5. The semiconductor device according to claim 4, wherein the second determination unit determines that the operation mode of the external circuit is the first mode when the inductor current becomes zero again within a second reference period after the inductor current becomes zero.

6. The semiconductor device according to claim 4,

wherein while the operation mode of the external circuit is determined to be the first mode, the first determination unit operates and the second determination unit stops, and

wherein while the operation mode of the external circuit is determined to be the second mode, the first determination unit stops and the second determination unit operates.

7. The semiconductor device according to claim 1, wherein when the operation mode of the external circuit is determined to be the second mode, the pulse control unit reduces a power consumption of the pulse control unit itself below that when the operation mode of the external circuit is determined to be the first mode.

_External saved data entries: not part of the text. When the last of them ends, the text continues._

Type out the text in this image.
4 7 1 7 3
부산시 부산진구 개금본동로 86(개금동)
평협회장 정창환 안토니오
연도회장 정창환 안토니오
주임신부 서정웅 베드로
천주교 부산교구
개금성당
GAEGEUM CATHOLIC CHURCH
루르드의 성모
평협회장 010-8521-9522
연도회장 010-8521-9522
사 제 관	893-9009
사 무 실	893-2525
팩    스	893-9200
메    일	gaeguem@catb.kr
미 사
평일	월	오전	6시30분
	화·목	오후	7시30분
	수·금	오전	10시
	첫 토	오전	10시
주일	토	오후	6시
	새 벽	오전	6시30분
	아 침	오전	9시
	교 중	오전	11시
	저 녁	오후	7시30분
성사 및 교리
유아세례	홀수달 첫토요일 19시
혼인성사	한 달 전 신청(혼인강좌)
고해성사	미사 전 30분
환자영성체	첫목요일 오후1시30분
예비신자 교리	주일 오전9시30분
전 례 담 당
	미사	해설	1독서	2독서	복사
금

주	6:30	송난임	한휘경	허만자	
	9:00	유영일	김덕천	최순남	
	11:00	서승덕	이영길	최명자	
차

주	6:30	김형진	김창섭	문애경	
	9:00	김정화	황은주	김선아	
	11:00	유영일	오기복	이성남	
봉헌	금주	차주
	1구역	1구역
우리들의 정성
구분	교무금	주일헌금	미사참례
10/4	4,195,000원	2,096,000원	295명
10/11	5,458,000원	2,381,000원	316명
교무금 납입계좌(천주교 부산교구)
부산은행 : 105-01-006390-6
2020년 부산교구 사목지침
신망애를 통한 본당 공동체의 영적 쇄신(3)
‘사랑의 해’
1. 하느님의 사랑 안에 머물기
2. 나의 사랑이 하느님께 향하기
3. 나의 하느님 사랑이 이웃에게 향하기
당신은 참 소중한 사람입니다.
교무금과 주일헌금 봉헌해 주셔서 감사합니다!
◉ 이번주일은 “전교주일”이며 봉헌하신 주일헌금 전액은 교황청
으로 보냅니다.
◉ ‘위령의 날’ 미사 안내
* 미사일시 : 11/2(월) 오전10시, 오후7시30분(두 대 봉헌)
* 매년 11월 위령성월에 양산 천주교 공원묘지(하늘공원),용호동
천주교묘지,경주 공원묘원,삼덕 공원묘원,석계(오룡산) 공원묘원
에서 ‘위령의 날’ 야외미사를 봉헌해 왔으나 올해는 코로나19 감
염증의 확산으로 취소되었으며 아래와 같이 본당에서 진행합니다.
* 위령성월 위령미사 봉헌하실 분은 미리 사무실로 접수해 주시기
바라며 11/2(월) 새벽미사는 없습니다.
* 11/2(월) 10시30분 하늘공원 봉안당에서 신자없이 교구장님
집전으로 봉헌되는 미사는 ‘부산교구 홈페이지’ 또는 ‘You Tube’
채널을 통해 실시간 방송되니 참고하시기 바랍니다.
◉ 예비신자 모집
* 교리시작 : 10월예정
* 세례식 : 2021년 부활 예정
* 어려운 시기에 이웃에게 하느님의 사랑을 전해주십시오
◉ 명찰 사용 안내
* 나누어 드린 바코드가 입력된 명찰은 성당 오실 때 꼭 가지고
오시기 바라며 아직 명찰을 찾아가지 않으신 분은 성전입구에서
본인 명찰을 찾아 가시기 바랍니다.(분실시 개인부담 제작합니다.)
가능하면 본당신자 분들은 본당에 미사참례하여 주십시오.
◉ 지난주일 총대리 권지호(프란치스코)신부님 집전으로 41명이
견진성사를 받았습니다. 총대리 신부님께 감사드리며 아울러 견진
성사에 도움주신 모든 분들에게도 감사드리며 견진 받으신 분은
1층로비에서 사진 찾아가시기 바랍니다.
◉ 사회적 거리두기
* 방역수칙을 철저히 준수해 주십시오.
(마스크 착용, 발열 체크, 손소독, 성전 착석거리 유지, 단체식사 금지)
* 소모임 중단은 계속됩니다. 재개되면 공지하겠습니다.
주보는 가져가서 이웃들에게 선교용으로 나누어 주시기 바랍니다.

8. A control method of a semiconductor device comprising:

detecting that an inductor current flowing through an inductor is zero, a first end of the inductor being coupled to a switching node between first and second switching elements connected in series, and an output voltage being output from a second end of the inductor; and

determining that an operation mode of an external circuit to which the output voltage is supplied is a second mode when a period during which the inductor current is zero is longer than a first reference period, a power consumption in the second mode being smaller than that in a first mode.

9. The control method of a semiconductor device according to claim 8, wherein the inductor current is detected to be zero by measuring a voltage of the switching node.

10. The control method of a semiconductor device according to claim 8, wherein the second switching element is turned off at a timing when the inductor current becomes zero.

11. The control method of a semiconductor device according to claim 8, wherein the operation mode of the external circuit is determined to be the first mode when a frequency with which the inductor current becomes zero exceeds a reference frequency.

12. The control method of a semiconductor device according to claim 11, wherein the operation mode of the external circuit is determined to be the first mode when the inductor current becomes zero again within a second reference period after the inductor current becomes zero.

13. The control method of a semiconductor device according to claim 8, wherein when the operation mode of the external circuit is determined to be the second mode, a power consumption of the semiconductor device itself is reduced below that when the operation mode of the external circuit is determined to be the first mode.